In the Mexican case, the article referred states:

"Article 77. For reasons of emergency or national security and while these last, including serious diseases declared of priority attention by the Council of General Health, the Institute, by declaration to be published in the Official Gazette of the Federation, will determine that the exploitation of certain patents will be done by means of the concession of licenses of public utility, in the cases in which, not doing it, the production, benefit or distribution of basic satisfiers or medicines for the population is blocked, delayed or made more expensive.

In cases of serious diseases that are a cause of emergency or threaten national security, the General Health Council shall declare priority attention on its own initiative or at the written request of national institutions specialized in the disease that are accredited by the Council, which justifies the need for priority attention. Once the Council's declaration has been published in the Federal Official Gazette, pharmaceutical companies may apply to the Institute for a public utility license and the Institute shall grant it, after hearing the parties, as soon as the case merits it in accordance with the opinion of the General Health Council within a period not exceeding 90 days from the date of submission of the application to the Institute.

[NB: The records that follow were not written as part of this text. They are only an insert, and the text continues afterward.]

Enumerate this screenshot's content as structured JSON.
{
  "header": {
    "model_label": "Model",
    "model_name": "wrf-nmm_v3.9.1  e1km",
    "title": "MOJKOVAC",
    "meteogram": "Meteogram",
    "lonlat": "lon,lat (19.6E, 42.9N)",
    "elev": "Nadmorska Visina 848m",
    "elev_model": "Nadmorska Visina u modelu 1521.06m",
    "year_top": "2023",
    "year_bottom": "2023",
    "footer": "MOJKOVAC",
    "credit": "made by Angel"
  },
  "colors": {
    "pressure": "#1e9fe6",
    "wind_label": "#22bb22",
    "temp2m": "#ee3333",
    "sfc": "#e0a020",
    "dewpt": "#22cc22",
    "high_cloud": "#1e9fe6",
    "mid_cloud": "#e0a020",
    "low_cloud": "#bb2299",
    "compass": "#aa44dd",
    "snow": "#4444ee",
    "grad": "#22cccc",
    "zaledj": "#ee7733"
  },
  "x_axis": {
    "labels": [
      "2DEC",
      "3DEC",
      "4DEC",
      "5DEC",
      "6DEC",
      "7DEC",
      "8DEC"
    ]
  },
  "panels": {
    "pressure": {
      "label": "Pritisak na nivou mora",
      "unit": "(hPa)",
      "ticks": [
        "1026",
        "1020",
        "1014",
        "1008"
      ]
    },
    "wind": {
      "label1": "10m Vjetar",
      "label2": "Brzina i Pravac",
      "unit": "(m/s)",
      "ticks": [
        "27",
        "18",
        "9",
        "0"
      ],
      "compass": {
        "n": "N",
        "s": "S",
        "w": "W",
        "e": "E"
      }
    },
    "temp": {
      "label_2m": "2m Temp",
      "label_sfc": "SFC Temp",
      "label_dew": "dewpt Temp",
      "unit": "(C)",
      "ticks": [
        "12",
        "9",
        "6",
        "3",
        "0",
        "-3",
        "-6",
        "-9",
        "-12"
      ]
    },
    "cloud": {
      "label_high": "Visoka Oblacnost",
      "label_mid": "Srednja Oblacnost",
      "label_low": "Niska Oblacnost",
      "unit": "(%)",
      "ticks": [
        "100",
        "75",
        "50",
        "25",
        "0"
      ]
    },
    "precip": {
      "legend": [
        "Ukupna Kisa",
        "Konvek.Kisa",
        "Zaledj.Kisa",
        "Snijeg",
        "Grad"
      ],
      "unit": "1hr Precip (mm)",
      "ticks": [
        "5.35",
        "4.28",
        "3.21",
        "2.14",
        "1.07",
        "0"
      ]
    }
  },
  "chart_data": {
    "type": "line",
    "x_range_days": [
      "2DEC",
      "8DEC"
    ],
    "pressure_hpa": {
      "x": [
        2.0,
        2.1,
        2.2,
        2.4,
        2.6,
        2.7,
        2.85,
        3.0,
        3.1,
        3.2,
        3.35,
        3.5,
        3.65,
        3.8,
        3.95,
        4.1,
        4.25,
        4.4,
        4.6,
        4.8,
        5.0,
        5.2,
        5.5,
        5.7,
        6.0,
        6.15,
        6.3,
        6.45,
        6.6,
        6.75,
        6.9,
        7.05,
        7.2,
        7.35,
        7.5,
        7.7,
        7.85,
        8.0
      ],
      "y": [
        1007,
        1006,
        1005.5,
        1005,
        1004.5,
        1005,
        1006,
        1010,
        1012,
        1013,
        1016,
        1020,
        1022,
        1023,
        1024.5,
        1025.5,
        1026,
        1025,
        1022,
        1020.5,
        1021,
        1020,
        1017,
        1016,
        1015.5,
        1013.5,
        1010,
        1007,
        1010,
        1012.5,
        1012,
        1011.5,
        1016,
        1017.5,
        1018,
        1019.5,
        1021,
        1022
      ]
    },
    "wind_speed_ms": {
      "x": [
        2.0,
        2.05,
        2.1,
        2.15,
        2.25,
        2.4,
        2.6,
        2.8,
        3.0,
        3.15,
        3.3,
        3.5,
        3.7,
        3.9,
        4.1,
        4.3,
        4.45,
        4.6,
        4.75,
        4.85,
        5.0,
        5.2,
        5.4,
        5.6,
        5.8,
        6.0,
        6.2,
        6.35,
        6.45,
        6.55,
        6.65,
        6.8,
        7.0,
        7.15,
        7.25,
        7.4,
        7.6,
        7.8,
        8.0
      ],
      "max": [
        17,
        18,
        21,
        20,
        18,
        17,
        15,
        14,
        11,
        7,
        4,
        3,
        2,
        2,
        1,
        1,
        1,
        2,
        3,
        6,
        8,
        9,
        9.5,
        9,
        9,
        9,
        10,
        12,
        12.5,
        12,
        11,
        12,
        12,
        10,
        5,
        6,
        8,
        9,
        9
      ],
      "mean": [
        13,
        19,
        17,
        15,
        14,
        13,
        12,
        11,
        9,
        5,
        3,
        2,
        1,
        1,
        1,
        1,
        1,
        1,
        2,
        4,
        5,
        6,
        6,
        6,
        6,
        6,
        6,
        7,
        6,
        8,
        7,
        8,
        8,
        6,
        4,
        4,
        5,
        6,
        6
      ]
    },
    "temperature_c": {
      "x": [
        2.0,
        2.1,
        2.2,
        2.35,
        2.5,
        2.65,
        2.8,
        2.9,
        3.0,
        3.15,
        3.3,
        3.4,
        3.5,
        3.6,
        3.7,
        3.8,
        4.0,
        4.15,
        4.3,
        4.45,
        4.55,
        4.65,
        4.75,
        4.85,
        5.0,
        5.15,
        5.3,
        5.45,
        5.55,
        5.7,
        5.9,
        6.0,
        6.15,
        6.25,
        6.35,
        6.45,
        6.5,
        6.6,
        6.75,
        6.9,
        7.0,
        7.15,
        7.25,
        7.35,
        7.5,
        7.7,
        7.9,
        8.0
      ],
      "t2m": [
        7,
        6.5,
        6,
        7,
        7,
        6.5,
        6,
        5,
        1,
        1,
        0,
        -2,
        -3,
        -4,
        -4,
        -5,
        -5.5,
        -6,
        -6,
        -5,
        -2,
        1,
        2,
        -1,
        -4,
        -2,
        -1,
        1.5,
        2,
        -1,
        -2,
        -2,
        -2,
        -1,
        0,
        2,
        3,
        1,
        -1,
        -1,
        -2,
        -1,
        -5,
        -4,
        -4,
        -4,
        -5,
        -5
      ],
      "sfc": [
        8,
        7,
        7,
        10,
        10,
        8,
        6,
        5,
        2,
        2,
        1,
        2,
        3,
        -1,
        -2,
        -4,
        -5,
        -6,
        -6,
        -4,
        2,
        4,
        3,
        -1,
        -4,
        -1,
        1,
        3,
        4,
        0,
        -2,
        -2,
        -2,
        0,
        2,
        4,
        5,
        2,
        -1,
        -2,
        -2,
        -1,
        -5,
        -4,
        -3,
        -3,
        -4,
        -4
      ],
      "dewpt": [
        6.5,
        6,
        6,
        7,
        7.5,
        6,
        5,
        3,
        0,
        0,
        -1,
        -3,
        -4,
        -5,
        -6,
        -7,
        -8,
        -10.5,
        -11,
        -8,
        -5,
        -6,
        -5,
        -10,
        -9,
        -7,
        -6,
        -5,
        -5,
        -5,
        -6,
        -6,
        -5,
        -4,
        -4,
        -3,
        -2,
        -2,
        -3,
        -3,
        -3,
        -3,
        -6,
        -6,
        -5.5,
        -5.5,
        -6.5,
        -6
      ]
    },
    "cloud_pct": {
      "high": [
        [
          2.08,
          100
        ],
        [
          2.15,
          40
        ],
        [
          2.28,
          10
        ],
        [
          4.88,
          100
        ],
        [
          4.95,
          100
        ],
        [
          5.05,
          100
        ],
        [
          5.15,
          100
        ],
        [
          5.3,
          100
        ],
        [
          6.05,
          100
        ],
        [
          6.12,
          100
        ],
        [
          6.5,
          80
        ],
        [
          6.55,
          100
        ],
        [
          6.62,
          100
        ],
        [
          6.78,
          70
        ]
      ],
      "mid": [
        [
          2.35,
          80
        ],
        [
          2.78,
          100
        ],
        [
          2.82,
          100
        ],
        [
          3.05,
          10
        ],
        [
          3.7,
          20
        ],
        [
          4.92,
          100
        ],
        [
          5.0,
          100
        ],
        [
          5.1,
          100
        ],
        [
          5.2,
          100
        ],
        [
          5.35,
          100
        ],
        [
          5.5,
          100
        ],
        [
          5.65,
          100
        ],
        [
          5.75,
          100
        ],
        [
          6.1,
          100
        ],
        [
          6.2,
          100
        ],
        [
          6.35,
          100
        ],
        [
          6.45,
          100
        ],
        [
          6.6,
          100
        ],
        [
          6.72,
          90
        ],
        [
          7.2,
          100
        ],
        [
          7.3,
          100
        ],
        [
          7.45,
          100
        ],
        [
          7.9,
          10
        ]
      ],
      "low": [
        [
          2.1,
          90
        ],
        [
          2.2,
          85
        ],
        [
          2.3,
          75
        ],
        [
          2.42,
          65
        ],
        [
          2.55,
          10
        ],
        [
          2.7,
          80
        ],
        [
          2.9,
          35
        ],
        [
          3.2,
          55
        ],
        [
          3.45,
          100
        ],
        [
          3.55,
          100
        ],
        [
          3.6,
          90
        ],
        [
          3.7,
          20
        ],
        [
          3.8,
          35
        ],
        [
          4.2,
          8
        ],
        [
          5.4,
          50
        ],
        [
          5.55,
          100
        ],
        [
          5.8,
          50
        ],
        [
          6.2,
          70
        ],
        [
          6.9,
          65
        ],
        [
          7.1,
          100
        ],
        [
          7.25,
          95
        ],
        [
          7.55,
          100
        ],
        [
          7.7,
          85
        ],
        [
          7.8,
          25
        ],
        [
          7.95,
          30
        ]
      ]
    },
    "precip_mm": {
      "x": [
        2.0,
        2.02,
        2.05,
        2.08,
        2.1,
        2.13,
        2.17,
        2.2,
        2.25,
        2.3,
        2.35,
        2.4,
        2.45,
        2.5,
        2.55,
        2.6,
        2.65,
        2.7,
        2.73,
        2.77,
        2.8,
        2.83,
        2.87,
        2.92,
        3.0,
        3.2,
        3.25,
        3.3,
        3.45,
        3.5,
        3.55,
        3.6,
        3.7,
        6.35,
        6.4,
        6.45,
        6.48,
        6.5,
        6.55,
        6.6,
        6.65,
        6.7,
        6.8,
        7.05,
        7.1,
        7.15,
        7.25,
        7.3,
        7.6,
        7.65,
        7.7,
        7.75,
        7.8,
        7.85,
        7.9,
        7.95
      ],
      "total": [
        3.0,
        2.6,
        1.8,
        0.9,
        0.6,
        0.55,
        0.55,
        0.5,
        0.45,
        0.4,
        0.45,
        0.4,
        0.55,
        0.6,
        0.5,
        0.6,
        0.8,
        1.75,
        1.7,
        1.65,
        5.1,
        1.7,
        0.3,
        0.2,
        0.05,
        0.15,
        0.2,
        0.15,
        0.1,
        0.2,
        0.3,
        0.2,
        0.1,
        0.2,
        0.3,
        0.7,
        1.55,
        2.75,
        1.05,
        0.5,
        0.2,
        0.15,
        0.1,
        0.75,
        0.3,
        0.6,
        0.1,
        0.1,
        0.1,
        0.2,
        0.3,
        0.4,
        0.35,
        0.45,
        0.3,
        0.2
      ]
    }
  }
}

The Ministry of Health will establish the conditions of production and quality, duration and scope of the license, as well as the qualification of the applicant's technical capacity. The Institute shall establish, after hearing both parties, a reasonable amount of royalties to be paid to the owner of the patent.

The grant may cover one or all the prerogatives referred to in Section I or II of Article 25 of this Law.

Except for the grant of licenses for public use referred to in the second and third paragraphs of this Article, the grant of other licenses shall be governed by the terms of the second paragraph of Article 72. None of the licenses considered in this article may be exclusive or transferable.”

Therefore, the first paragraph of the article clearly indicates the cases in which the Mexican Trademarks and Patents Office (“IMPI”) will determine that the exploitation of certain patents will be done through the granting of licenses of public utility, for instance, block, delays or makes more expensive the production, provision or distribution of basic satisfiers or medicines (that are protected by a patent title in Mexico) for the population.

While the second and third paragraphs clearly establishes the procedure to be followed so that those pharmaceutical companies that request access to a public utility license can obtain it.

Foreseen a probable declaration of public utility licenses by IMPI, we should not set aside the importance of the role that the Federal Commission for the Protection against Sanitary Risks (COFEPRIS) should play, since it will be the one to carry out the inspections and tests that will lead to granting sanitary authorizations and registrations so that the products manufactured under such licenses can be used in patients as soon as possible.